Fotoğraflar için tıklayın...

Tell Kurdu
Türü:
Höyük
Rakım:
160 m
Bölge:
Akdeniz
İl:
Hatay
İlçe:
Reyhanlı
Köy:
Kürttevekkeli
Araştırma Yöntemi:
Kazı
Dönem:
İlk Orta

     


Yeri: Antakya kentinin kuzeydoğusunda; Reyhanlı İlçesi'nin kuzeybatısında; modern Kürttevekkeli (Tell Kurdu) Köyü'nün altındadır.
Konumu ve Çevresel Özellikleri: Büyük; buna karşılık fazla yüksek ve dik yamaçlara sahip olmayan yayvan bir höyüktür. Güneybatısındaki çöküntü yüzünden semerdam şeklinde görünüme sahiptir. Reyhanlı yöresindeki diğer höyükler gibi Tell Kurdu da son yıllarda oldukça tahrip olmuştur. Köylüler pamuk tarlalarını genişletmek amacıyla; höyükten üçgen bir parça alarak höyüğü büyük ölçüde tahrip etmişlerdir [Yener-Wilkinson 1997:414]. Amik Gölü'nün hemen doğusundaki bu yerleşme yerinin çevresinde verimli tarlalar bulunmaktadır.
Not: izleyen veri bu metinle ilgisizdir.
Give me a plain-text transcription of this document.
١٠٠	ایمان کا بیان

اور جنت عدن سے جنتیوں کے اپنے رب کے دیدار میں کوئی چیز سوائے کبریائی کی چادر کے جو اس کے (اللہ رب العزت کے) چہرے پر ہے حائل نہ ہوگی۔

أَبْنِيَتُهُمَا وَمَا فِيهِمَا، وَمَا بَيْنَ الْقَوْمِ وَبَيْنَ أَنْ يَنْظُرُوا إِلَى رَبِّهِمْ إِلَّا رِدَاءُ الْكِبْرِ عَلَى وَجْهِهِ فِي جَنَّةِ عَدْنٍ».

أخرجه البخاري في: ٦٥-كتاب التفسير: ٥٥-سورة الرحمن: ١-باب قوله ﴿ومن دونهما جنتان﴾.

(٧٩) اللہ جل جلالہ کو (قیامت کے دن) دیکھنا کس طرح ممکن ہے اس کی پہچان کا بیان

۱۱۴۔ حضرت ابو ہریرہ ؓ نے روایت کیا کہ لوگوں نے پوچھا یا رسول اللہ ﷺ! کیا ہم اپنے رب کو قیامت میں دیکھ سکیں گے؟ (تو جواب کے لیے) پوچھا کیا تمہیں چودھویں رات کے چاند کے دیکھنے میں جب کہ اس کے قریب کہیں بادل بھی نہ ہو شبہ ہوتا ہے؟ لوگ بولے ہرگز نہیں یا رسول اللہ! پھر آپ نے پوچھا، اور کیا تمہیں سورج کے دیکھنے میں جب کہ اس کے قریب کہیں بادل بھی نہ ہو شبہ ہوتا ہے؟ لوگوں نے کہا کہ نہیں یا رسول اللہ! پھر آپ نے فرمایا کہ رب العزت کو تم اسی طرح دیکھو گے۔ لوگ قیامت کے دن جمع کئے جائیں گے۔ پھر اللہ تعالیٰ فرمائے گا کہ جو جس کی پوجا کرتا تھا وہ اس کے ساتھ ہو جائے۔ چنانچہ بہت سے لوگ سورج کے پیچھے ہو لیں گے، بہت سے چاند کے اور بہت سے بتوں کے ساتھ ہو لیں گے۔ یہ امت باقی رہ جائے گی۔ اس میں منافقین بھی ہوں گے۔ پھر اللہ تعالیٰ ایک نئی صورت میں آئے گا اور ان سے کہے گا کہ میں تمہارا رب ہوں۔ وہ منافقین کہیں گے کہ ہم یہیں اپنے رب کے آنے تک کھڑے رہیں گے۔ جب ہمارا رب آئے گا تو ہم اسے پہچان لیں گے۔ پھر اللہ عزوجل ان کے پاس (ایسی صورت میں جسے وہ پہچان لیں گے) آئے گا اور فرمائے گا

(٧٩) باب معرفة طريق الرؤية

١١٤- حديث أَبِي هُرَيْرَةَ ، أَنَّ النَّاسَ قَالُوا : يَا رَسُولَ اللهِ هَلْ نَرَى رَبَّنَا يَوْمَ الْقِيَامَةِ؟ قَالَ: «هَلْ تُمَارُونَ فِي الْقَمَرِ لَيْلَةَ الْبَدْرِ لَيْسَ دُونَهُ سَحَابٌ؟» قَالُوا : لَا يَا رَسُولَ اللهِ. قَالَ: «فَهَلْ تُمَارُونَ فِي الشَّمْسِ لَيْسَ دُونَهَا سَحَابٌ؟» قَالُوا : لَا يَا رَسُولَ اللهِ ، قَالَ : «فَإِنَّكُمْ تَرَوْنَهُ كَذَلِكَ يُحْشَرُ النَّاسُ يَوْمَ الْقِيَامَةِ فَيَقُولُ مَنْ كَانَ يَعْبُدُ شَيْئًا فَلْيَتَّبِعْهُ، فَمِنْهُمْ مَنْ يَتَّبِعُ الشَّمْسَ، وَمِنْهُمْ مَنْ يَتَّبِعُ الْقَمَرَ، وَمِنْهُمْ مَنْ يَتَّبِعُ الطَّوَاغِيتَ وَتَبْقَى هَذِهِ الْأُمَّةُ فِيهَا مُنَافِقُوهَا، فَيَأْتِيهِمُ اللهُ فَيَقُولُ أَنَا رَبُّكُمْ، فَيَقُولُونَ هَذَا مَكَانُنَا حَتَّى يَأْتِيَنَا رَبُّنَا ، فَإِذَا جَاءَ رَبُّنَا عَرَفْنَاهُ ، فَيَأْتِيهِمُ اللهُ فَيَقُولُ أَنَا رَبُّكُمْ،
Yakınında herhangi bir su kaynağının varlığından sözedilmemektedir. 15 hektar büyüklüğündeki tepe; Amik Ovası Kalkolitik yerleşmelerinin en büyüğüdür.
Tarihçe:
Araştırma ve Kazı: Chicago Üniversitesi Doğu Bilimleri Enstitüsü''nün; 1932-38 yıllarında Hatay yöresinde gerçekleştirdiği araştırma kapsamında R. Braidwood tarafından kazılmış; aynı kurum tarafından; 1995 yılında Amik Ovası'nda başlayan yeni çalışmalar kapsamında; A. Yener başkanlığında 1996-1998 yıllarında tekrar araştırılmıştır. Kültür ve Turizm Bakanlığı tarafından hazırlanmış tescilli arkeolojik sit alanları listesinde yer almaktadır.
Tabakalanma: Tell Kurdu'daki yüzey araştırmasında; tepenin yüzeyinden toplanan çanak çömleklerin varlığına dayanılarak; üstten itibaren günümüz; Ortaçağ; Roma Dönemi; Kalkolitik Çağ ve Neolitik Çağ'lara ait yerleşmelerin var olduğu belirtilmekteydi [Braidwood 1937:29]. Kazı sonucunda ise; 45 metrekarelik bir alanda; Amik Ovası C evresine ait 3 m kalınlığında; 20 metrekarelik bir alanda; Amik Ovası D evresine ait 4.5 m kalınlığında; 153.5 metrekarelik bir alanda Amik Ovası E evresine ait 5 m kalınlığında kültür toprağının ve bu tabakaların üstünde ise Ortaçağ ve Roma Dönemi'ne ait önemsiz yerleşmelerin var olduğu anlaşılmıştır. Amik Ovası E evresinden itibaren tepenin büyük ölçüde terkedildiği zannedilmektedir. Höyüğün güneyinde bulunan yükseltide 5. binyıla tarihlenen Obeyd ile eşzamanlı Kalkolitik Amik E seramiği (MÖ 4800-4300) yoğunlukla bulunmaktadır. Yerleşmenin kuzey kesiminde ise Amik C (MÖ 5500-5000) ve Halaf ile ilişkili seramiğin varlığı belirlenmiştir.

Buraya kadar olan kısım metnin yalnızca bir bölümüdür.